Significante lichtgevoeligheid

Zoals verwacht, had de paniekstoornisgroep hogere totaalscores op de PAS-SR dan die in de gezonde controlegroep (48 vs 16,12, P < .001).

De groep met paniekstoornis had echter ook significant hogere niveaus van fotofobie dan de gezonde controlegroep (0.34 vs 0,11, P < .001), en lagere niveaus van fotofilie (P = .017).

Bij onderzoek van de gehele groep deelnemers waren de PAS-SR totaalscores significant geassocieerd met de PAQ fotofobie scores (P < .001), een patroon dat werd gerepliceerd wanneer alleen werd gekeken naar de paniekstoornispatiënten (P < .006).

“Gezien deze resultaten, zou kunnen worden gespeculeerd dat lichtgevoeligheid een kenmerkende eigenschap vertegenwoordigt in het paniek-agorafobische spectrum, meer dan een kenmerk dat verband houdt met symptoom manifestatie en dat, als zodanig, het een rol zou kunnen spelen in de aanleg voor of tot episodes van paniek bij degenen die al gediagnosticeerd zijn,” schrijven de onderzoekers.

“Wij geloven dat fotofobie een van de elementen is die het risico kunnen verhogen van mensen die aan paniekaanvallen lijden,” voegde Dr. Campinoti eraan toe. “Maar dit is een kleine studie. Dus het moet worden bevestigd door een follow-uponderzoek op langere termijn.”

Zij merkte op dat toekomstige studies moeten onderzoeken of een associatie tussen lichtgevoeligheid en paniekaanvallen in de loop van de tijd blijft bestaan.

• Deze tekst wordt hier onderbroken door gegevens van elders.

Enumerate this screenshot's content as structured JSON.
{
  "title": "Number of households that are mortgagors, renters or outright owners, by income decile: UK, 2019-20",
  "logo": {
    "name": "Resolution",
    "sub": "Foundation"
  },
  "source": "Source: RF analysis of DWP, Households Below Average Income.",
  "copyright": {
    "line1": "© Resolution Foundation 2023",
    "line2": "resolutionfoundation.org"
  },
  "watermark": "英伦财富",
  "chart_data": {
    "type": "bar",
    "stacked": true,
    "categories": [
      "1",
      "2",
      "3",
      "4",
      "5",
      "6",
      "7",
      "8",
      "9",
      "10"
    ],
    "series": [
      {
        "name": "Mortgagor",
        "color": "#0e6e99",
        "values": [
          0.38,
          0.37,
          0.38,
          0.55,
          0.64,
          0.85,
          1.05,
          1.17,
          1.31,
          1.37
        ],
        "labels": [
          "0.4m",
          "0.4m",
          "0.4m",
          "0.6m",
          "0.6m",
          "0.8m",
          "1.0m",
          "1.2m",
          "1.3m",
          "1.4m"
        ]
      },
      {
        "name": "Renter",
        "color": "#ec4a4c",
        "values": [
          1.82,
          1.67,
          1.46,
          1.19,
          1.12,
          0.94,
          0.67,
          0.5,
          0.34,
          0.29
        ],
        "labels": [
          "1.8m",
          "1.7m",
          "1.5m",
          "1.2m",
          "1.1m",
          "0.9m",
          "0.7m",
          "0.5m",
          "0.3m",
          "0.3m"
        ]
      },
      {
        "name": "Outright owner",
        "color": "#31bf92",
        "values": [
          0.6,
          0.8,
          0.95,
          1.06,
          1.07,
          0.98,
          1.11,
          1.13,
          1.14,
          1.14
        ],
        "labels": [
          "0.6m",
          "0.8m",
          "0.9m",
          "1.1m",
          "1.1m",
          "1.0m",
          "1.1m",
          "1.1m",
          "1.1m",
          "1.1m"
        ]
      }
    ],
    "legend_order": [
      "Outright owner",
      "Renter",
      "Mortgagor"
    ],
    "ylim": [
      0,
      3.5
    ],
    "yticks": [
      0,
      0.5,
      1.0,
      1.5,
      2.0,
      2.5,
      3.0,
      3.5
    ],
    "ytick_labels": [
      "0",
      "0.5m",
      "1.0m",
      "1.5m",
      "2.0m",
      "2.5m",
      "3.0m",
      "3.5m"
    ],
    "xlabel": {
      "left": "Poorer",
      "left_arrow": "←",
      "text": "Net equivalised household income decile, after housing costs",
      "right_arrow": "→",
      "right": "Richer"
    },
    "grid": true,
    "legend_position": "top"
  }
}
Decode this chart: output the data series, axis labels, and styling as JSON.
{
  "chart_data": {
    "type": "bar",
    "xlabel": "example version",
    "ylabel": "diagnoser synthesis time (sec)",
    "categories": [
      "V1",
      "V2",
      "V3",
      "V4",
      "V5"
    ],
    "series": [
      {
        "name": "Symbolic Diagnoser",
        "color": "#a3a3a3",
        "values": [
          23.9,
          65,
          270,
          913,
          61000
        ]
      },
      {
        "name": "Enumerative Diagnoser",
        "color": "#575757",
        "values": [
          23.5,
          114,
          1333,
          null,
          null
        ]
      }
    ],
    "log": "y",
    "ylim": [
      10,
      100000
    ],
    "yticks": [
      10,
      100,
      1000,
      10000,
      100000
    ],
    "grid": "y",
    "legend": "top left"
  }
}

“Als we dit kunnen bevestigen, dan kunnen we misschien stappen ondernemen om sommige triggers voor paniekaanvallen te vermijden,” zei ze, eraan toevoegend dat de huidige bevindingen alleen een associatie aantonen en geen causaliteit.

“We weten nog niet precies wat het verband zou kunnen zijn, maar er is waarschijnlijk een of andere onderliggende biochemische basis.”

Siegfried Kasper, MD, professor en voorzitter in de afdeling Psychiatrie en Psychotherapie aan de Medische Universiteit van Wenen, Oostenrijk, merkte in een release op dat deze resultaten zeer interessant zijn.

Bovendien bevestigt de studie “onze eerdere bevinding dat angstcomponenten binnen depressie niet kunnen worden behandeld met lichttherapie,” zei Dr Kasper, die niet betrokken was bij dit onderzoek.

De auteurs van de studie hebben geen relevante financiële relaties gemeld.

27e European College of Neuropsychopharmacology (ECNP) Congress. Abstract P.4.b.013. Gepresenteerd 20 oktober 2014.